Eric entered. He always waited awhile to make sure Luke had settled in, if two hours could be called settled. “Whew,” he said, on feeling the cold.

“You can shut it,” she said, and he did.

She lost the world. The room’s human air corrupted the clean, cool atmosphere of nature. She again heard the sounds of things, the hum of appliances, the clink of a glass; someone’s tread.

Eric took off his clothes. The last three months he hadn’t exercised or slept much more than she, but his body was still smooth, the long ropes of his muscles taut, his chest expansive, decorated by a small patch of curls, his narrow hips without an ounce of fat, the cheeks of his ass like chunks of smooth marble. Clothed, with his frizzy hair and open face, he could almost seem meek; but when he was nude, the graceful power of his six-foot-six frame, upholstered by two hundred pounds of muscle, made Eric a warrior, a young chief ready to lead his tribe.

They hadn’t made love since Luke’s birth.

Her body felt dead, not passionless, but flattened by exhaustion. It took thought to rise, to sit; it hurt even to lie still. An embrace only made her sleepy.

But in the dark of the country night, watching the only man who had loved her tenderly, the shimmering stars and faint moon glowing on his strong body, she felt her skin awaken, the surface tingling, covering the fatigue of her bones, dispelling the despair of her muscles.

She beckoned to him. He came over and she pulled him on top, pressing his wood-hard back to her, her hands touching the hump of his thighs, the smooth of his neck, the span of his underarms. He tried to get to her body, but she urged his head up, not interested in knowing herself. She didn’t want to sense her own decay and weariness, she wanted to feel his vigor.

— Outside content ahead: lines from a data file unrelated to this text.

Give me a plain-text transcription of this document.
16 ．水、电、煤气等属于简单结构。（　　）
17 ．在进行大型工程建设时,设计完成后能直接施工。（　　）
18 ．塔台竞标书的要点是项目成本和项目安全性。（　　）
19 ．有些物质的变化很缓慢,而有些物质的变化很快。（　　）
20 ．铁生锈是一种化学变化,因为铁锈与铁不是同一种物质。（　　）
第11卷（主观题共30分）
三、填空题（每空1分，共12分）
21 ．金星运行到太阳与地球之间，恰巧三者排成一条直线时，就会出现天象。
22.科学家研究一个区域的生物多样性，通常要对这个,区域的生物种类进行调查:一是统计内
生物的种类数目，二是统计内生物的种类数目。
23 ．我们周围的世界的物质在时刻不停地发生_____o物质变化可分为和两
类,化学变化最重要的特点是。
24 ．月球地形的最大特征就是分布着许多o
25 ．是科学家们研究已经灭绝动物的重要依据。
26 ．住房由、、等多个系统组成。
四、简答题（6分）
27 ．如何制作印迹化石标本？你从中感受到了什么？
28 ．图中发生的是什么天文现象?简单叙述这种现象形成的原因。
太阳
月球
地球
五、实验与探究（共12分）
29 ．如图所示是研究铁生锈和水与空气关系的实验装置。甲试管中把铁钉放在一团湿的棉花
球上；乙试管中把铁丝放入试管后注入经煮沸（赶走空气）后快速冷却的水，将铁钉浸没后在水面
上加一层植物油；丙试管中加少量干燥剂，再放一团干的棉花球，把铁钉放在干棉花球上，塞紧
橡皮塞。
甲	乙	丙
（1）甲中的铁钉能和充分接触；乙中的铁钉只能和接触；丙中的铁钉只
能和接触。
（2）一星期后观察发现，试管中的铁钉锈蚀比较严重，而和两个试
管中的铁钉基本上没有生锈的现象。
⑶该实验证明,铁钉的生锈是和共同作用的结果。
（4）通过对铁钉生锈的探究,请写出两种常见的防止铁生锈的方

She fell asleep after he had spent.

She fell into the dark, the absolute rest. In her dreams Eric and she made love on the lawn under the sun. She played in the backyard at Brookline. She rode on Brandy’s shoulders. She made cookies with her mother. She kissed the head of Eric’s red penis and drank wine. She laughed. And she slept deep. She watched her father walk through the woods. She saw him steer the car, the length of his face quiescent, in command.

Her eyes opened. It was day.

Her body was still and warm and relaxed.

It was day? She looked at the clock. Seven-thirty. Eric, his face buried into a pillow, had his mouth open, his eyes blanked by the closed lids.